A ce moment la lune déjà échancrée surgit au-dessus des bois de Verrières; son croissant baigna de molles clartés les prairies de la Bièvre et fit luire les toits humides des maisons éparses. Jacques et Clairette descendaient plus lentement le sentier qui dévalait vers la grande route. Ils savouraient la joie intérieure qui leur gonflait la poitrine et les empêchait de parler. Il leur semblait que, comme la lune émergeant à l'horizon, le jeune amour d'autrefois remontait en eux et les inondait de sa blonde lumière.

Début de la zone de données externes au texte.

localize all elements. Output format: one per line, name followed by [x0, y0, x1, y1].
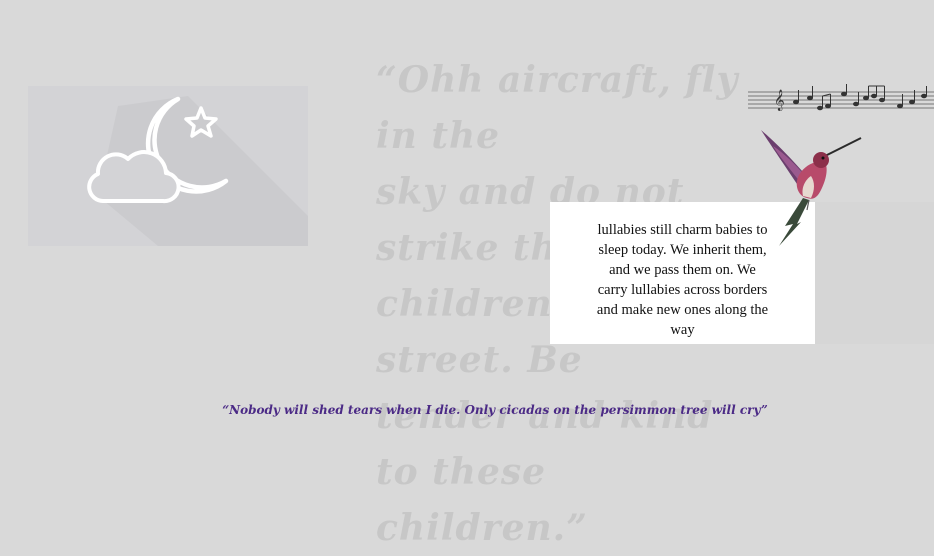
hummingbird-icon	[761, 130, 862, 246]
moon-star-cloud-icon	[87, 96, 308, 246]
bottom-quote: “Nobody will shed tears when I die. Only…	[222, 403, 768, 417]
music-notes-icon: 𝄞	[748, 84, 934, 111]
card-line: and make new ones along the	[596, 302, 769, 318]
card-line: and we pass them on. We	[609, 262, 756, 278]
faded-quote-line: children.”	[376, 507, 588, 549]
svg-text:𝄞: 𝄞	[774, 90, 785, 111]
faded-quote-line: “Ohh aircraft, fly in the	[376, 59, 739, 157]
card-line: way	[670, 322, 695, 338]
card-line: carry lullabies across borders	[597, 282, 768, 298]
weather-icon-tile	[28, 86, 308, 246]
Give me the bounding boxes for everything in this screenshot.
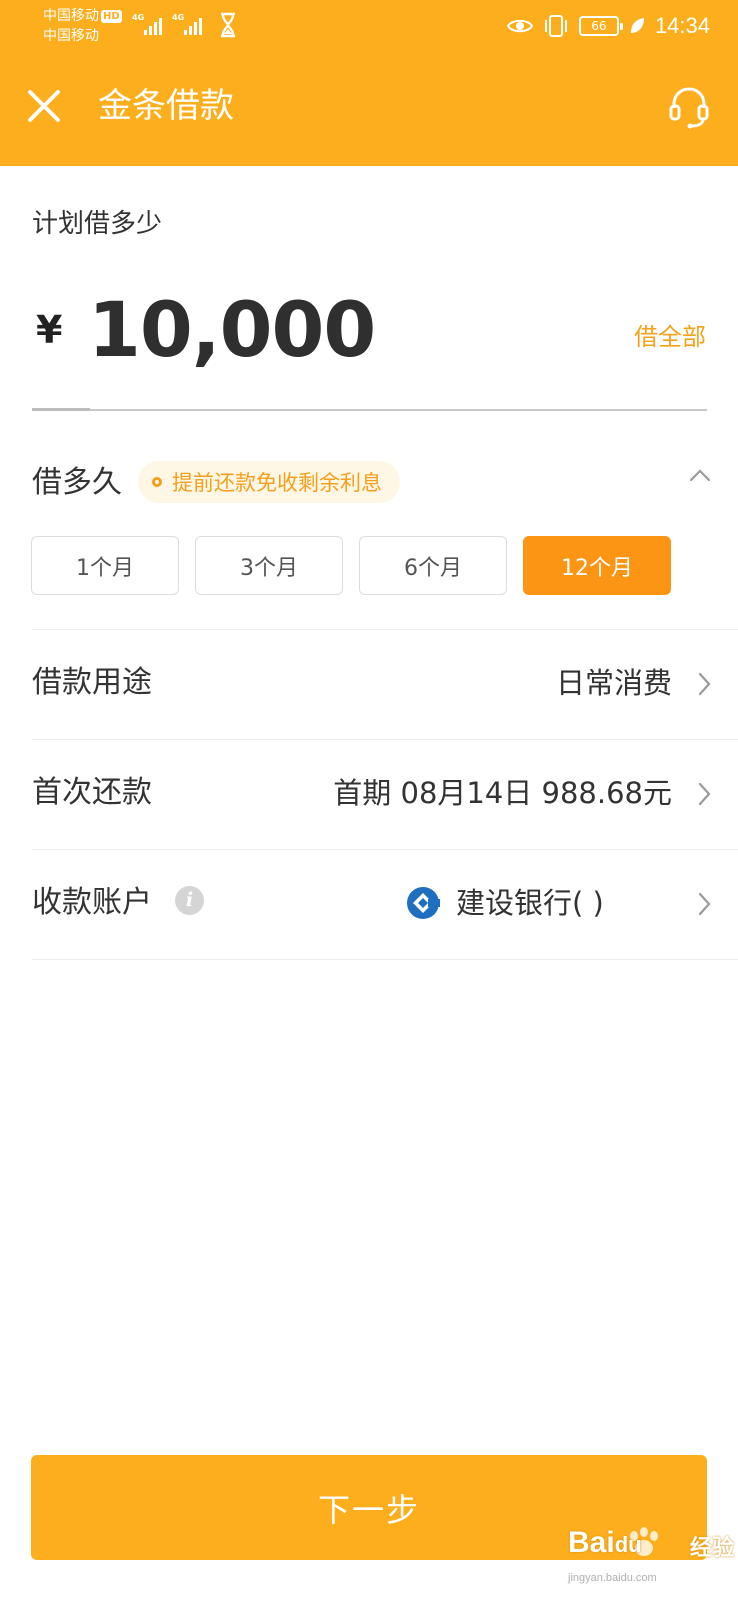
hd-badge: HD bbox=[101, 9, 122, 23]
watermark-brand: Baidu bbox=[568, 1526, 642, 1559]
currency-symbol: ¥ bbox=[36, 308, 63, 352]
signal-2-icon: 4G bbox=[172, 13, 210, 37]
promo-text: 提前还款免收剩余利息 bbox=[172, 471, 382, 495]
term-options: 1个月 3个月 6个月 12个月 bbox=[31, 536, 681, 596]
amount-input[interactable]: 10,000 bbox=[88, 284, 376, 376]
first-repayment-value: 首期 08月14日 988.68元 bbox=[333, 776, 672, 810]
app-header: 中国移动 HD 中国移动 4G 4G 66 14:34 金条借款 bbox=[0, 0, 738, 166]
ccb-bank-icon bbox=[407, 887, 440, 919]
first-repayment-row[interactable]: 首次还款 首期 08月14日 988.68元 bbox=[0, 740, 738, 848]
carrier-2: 中国移动 bbox=[43, 28, 99, 44]
amount-underline bbox=[32, 409, 707, 411]
borrow-all-link[interactable]: 借全部 bbox=[634, 320, 706, 354]
clock: 14:34 bbox=[654, 13, 710, 38]
chevron-right-icon bbox=[698, 672, 711, 696]
term-option-6-months[interactable]: 6个月 bbox=[359, 536, 507, 595]
term-label: 借多久 bbox=[32, 465, 122, 500]
term-option-1-month[interactable]: 1个月 bbox=[31, 536, 179, 595]
headset-icon[interactable] bbox=[666, 84, 712, 130]
network-type-2: 4G bbox=[172, 13, 185, 22]
status-bar: 中国移动 HD 中国移动 4G 4G 66 14:34 bbox=[0, 0, 738, 60]
watermark-sub: 经验 bbox=[690, 1536, 735, 1561]
hourglass-icon bbox=[221, 12, 235, 38]
carrier-info: 中国移动 HD 中国移动 bbox=[43, 6, 122, 46]
chevron-right-icon bbox=[698, 892, 711, 916]
promo-tag: 提前还款免收剩余利息 bbox=[138, 461, 400, 503]
chevron-right-icon bbox=[698, 782, 711, 806]
term-option-3-months[interactable]: 3个月 bbox=[195, 536, 343, 595]
account-row[interactable]: 收款账户 i 建设银行( ) bbox=[0, 850, 738, 958]
promo-dot-icon bbox=[152, 477, 162, 487]
account-label: 收款账户 bbox=[32, 885, 152, 920]
account-value: 建设银行( ) bbox=[456, 886, 604, 920]
status-right: 66 14:34 bbox=[506, 8, 710, 44]
page-title: 金条借款 bbox=[98, 86, 234, 126]
divider bbox=[32, 959, 738, 960]
amount-underline-accent bbox=[32, 408, 90, 411]
vibrate-icon bbox=[544, 15, 567, 37]
purpose-value: 日常消费 bbox=[555, 666, 672, 700]
network-type-1: 4G bbox=[132, 13, 145, 22]
first-repayment-label: 首次还款 bbox=[32, 775, 152, 810]
watermark-url: jingyan.baidu.com bbox=[568, 1572, 657, 1584]
purpose-label: 借款用途 bbox=[32, 665, 152, 700]
term-option-12-months[interactable]: 12个月 bbox=[523, 536, 671, 595]
eye-icon bbox=[506, 19, 533, 33]
chevron-up-icon[interactable] bbox=[686, 462, 714, 490]
battery-icon: 66 bbox=[578, 16, 623, 36]
carrier-1: 中国移动 bbox=[43, 8, 99, 24]
close-icon[interactable] bbox=[26, 88, 62, 124]
amount-label: 计划借多少 bbox=[32, 209, 163, 239]
signal-1-icon: 4G bbox=[132, 13, 170, 37]
leaf-icon bbox=[630, 18, 644, 33]
info-icon[interactable]: i bbox=[175, 886, 204, 915]
purpose-row[interactable]: 借款用途 日常消费 bbox=[0, 630, 738, 738]
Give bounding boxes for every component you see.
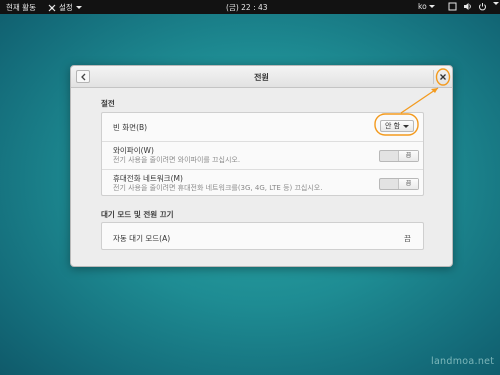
watermark: landmoa.net: [431, 356, 495, 367]
dropdown-highlight-circle: [374, 113, 419, 136]
annotation-arrow-line: [400, 87, 439, 114]
close-highlight-circle: [435, 68, 451, 86]
annotation-overlay: [374, 68, 451, 136]
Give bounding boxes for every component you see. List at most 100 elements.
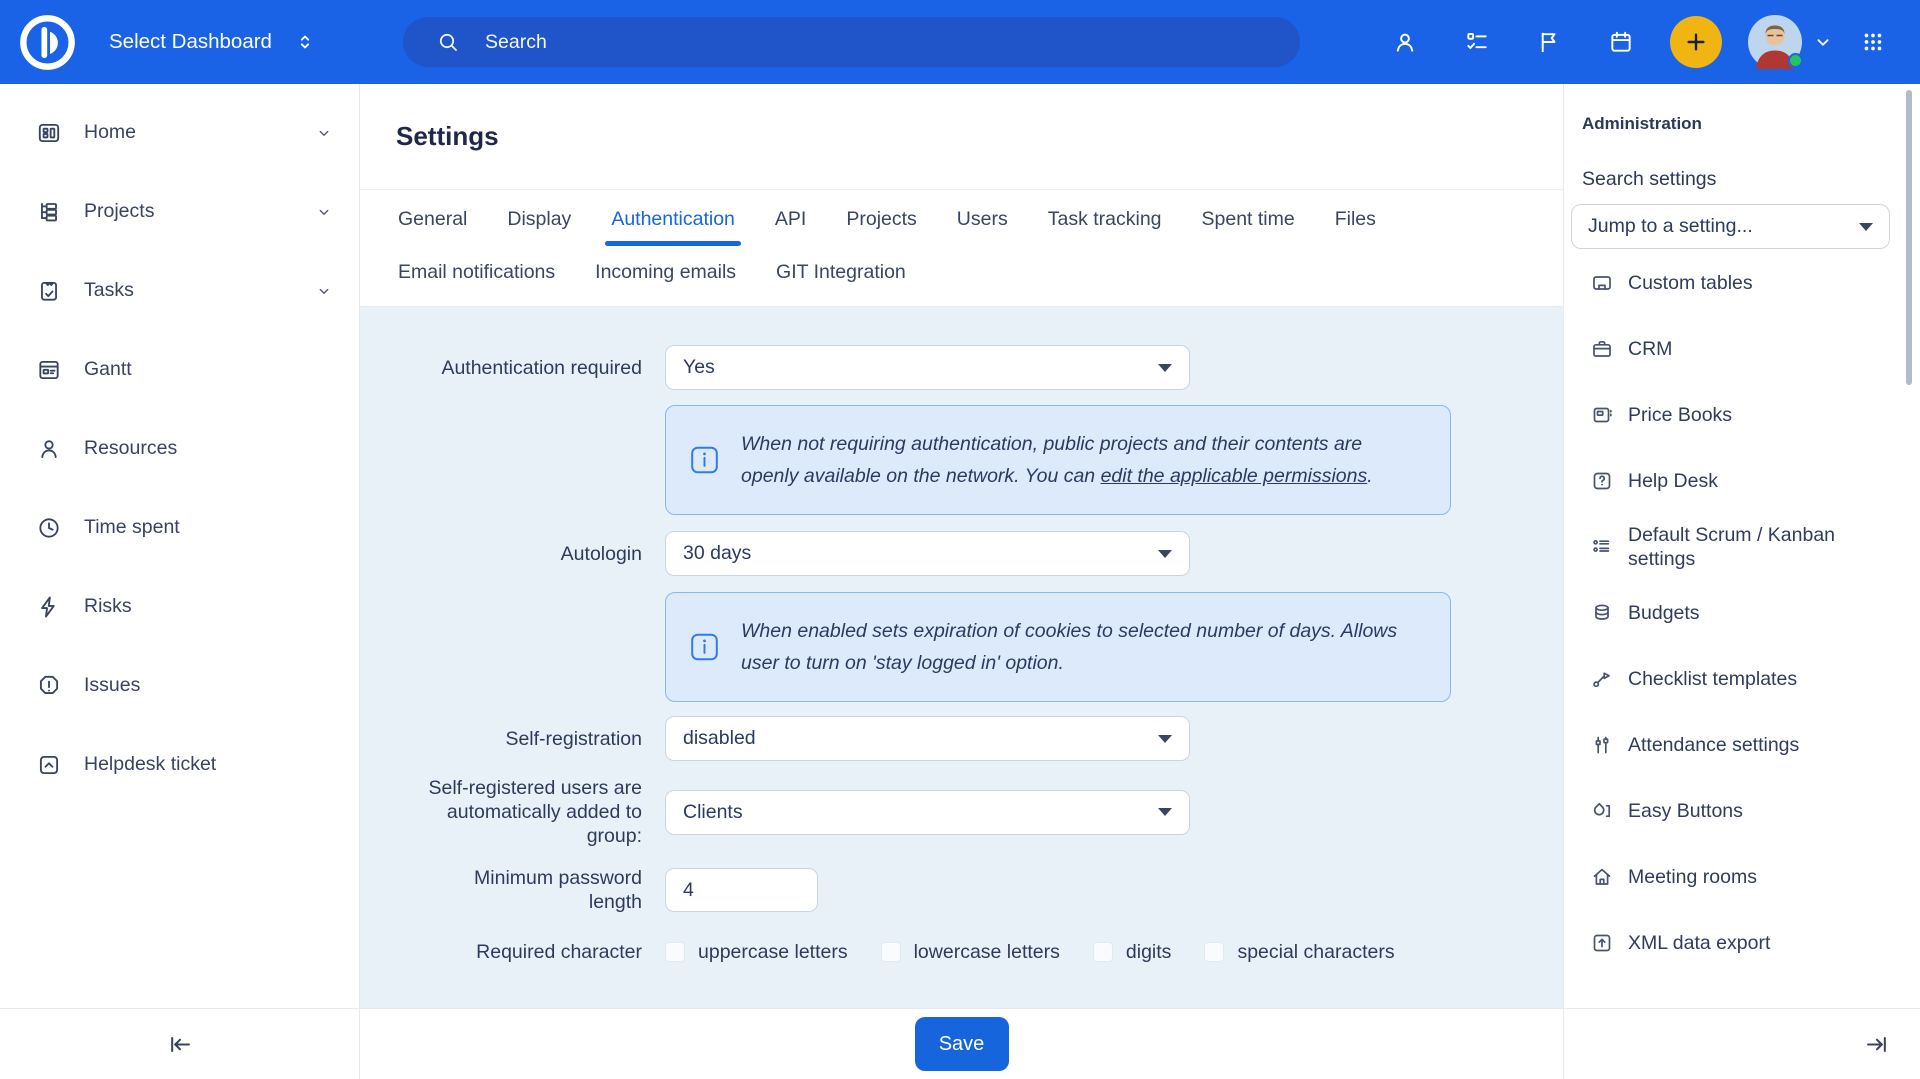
sidebar-item-risks[interactable]: Risks [0,567,359,646]
user-avatar[interactable] [1748,15,1802,69]
tab-files[interactable]: Files [1333,208,1378,231]
sidebar-item-home[interactable]: Home [0,93,359,172]
checkbox-label: special characters [1237,941,1394,964]
add-button[interactable] [1670,16,1722,68]
select-caret-icon [1158,550,1172,558]
sidebar-item-time-spent[interactable]: Time spent [0,488,359,567]
form-row-authentication-required: Authentication required Yes [380,345,1563,390]
sidebar-item-projects[interactable]: Projects [0,172,359,251]
tab-incoming-emails[interactable]: Incoming emails [593,261,738,284]
checklist-icon[interactable] [1464,29,1490,55]
checkbox-option-lowercase-letters[interactable]: lowercase letters [881,941,1060,964]
collapse-sidebar-right-icon[interactable] [1863,1031,1890,1058]
apps-grid-icon[interactable] [1860,29,1886,55]
chevron-down-icon[interactable] [315,282,333,300]
min-password-length-label: Minimum password length [380,866,642,914]
chevron-down-icon[interactable] [315,203,333,221]
sidebar-item-label: Helpdesk ticket [84,753,216,776]
required-character-label: Required character [380,940,642,964]
sidebar-item-label: Resources [84,437,177,460]
sidebar-item-label: Time spent [84,516,180,539]
admin-item-default-scrum-kanban-settings[interactable]: Default Scrum / Kanban settings [1564,514,1920,580]
save-button[interactable]: Save [915,1017,1009,1071]
chevron-down-icon[interactable] [315,124,333,142]
checkbox-option-uppercase-letters[interactable]: uppercase letters [665,941,848,964]
search-settings-label: Search settings [1582,168,1920,191]
admin-item-xml-data-export[interactable]: XML data export [1564,910,1920,976]
checkbox-digits[interactable] [1093,942,1113,962]
flag-icon[interactable] [1536,29,1562,55]
tab-general[interactable]: General [396,208,469,231]
sidebar-item-tasks[interactable]: Tasks [0,251,359,330]
self-registration-label: Self-registration [380,727,642,751]
checkbox-option-digits[interactable]: digits [1093,941,1172,964]
sidebar-item-helpdesk-ticket[interactable]: Helpdesk ticket [0,725,359,804]
tab-git-integration[interactable]: GIT Integration [774,261,908,284]
sidebar-footer [0,1008,359,1079]
page-title: Settings [396,121,499,152]
checkbox-lowercase-letters[interactable] [881,942,901,962]
tab-authentication[interactable]: Authentication [609,208,737,231]
authentication-required-value: Yes [683,356,715,379]
checklist-node-icon [1590,667,1614,691]
self-registered-group-select[interactable]: Clients [665,790,1190,835]
tab-spent-time[interactable]: Spent time [1200,208,1297,231]
sidebar-item-label: Gantt [84,358,132,381]
select-caret-icon [1859,223,1873,231]
dashboard-selector[interactable]: Select Dashboard [109,30,316,54]
admin-item-easy-buttons[interactable]: Easy Buttons [1564,778,1920,844]
sidebar-item-gantt[interactable]: Gantt [0,330,359,409]
admin-item-meeting-rooms[interactable]: Meeting rooms [1564,844,1920,910]
self-registration-select[interactable]: disabled [665,716,1190,761]
admin-item-custom-tables[interactable]: Custom tables [1564,250,1920,316]
select-caret-icon [1158,364,1172,372]
edit-permissions-link[interactable]: edit the applicable permissions [1101,465,1368,487]
app-logo-icon[interactable] [17,12,78,73]
collapse-sidebar-left-icon[interactable] [167,1031,194,1058]
form-row-self-registered-group: Self-registered users are automatically … [380,776,1563,848]
tab-projects[interactable]: Projects [844,208,918,231]
tab-task-tracking[interactable]: Task tracking [1046,208,1164,231]
auth-info-suffix: . [1367,465,1372,487]
form-row-min-password: Minimum password length [380,866,1563,914]
admin-item-attendance-settings[interactable]: Attendance settings [1564,712,1920,778]
help-desk-icon [1590,469,1614,493]
search-icon [436,30,460,54]
tab-users[interactable]: Users [955,208,1010,231]
checkbox-uppercase-letters[interactable] [665,942,685,962]
admin-item-checklist-templates[interactable]: Checklist templates [1564,646,1920,712]
checkbox-label: lowercase letters [914,941,1060,964]
authentication-required-select[interactable]: Yes [665,345,1190,390]
admin-item-help-desk[interactable]: Help Desk [1564,448,1920,514]
search-placeholder: Search [485,31,547,54]
admin-item-crm[interactable]: CRM [1564,316,1920,382]
autologin-select[interactable]: 30 days [665,531,1190,576]
sidebar-item-label: Tasks [84,279,134,302]
tab-email-notifications[interactable]: Email notifications [396,261,557,284]
admin-item-price-books[interactable]: Price Books [1564,382,1920,448]
tab-display[interactable]: Display [505,208,573,231]
calendar-icon[interactable] [1608,29,1634,55]
tab-api[interactable]: API [773,208,808,231]
admin-item-label: Attendance settings [1628,733,1799,757]
form-row-required-character: Required character uppercase letters lowe… [380,940,1563,964]
admin-item-budgets[interactable]: Budgets [1564,580,1920,646]
admin-item-label: Easy Buttons [1628,799,1743,823]
user-icon[interactable] [1392,29,1418,55]
projects-icon [36,199,62,225]
panel-scrollbar[interactable] [1906,90,1912,385]
required-character-options: uppercase letters lowercase letters digits… [665,941,1451,964]
topbar-actions [1392,15,1886,69]
checkbox-option-special-characters[interactable]: special characters [1204,941,1394,964]
min-password-length-input[interactable] [665,868,818,912]
checkbox-special-characters[interactable] [1204,942,1224,962]
chevron-down-icon[interactable] [1812,31,1834,53]
global-search-input[interactable]: Search [403,17,1300,67]
alert-octagon-icon [36,673,62,699]
sliders-icon [1590,733,1614,757]
sidebar-item-issues[interactable]: Issues [0,646,359,725]
sidebar-item-resources[interactable]: Resources [0,409,359,488]
price-books-icon [1590,403,1614,427]
self-registered-group-value: Clients [683,801,743,824]
jump-to-setting-select[interactable]: Jump to a setting... [1571,204,1890,249]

—Alors... amis? demanda timidement Jacques, quand ils se trouvèrent à l'entrée de l'avenue des platanes.

—Soit! chuchota très bas Clairette, à condition que vous ne m'accompagnerez pas plus loin...

—Je vous obéis, répondit-il, mais je ne rentrerai qu'après vous avoir vue en sûreté derrière la grille de Chanteraine...

Il lui tendait une main que Clairette serra hâtivement, puis, avec plus de hâte encore, elle gagna le fond de l'avenue et disparut derrière la porte vivement refermée.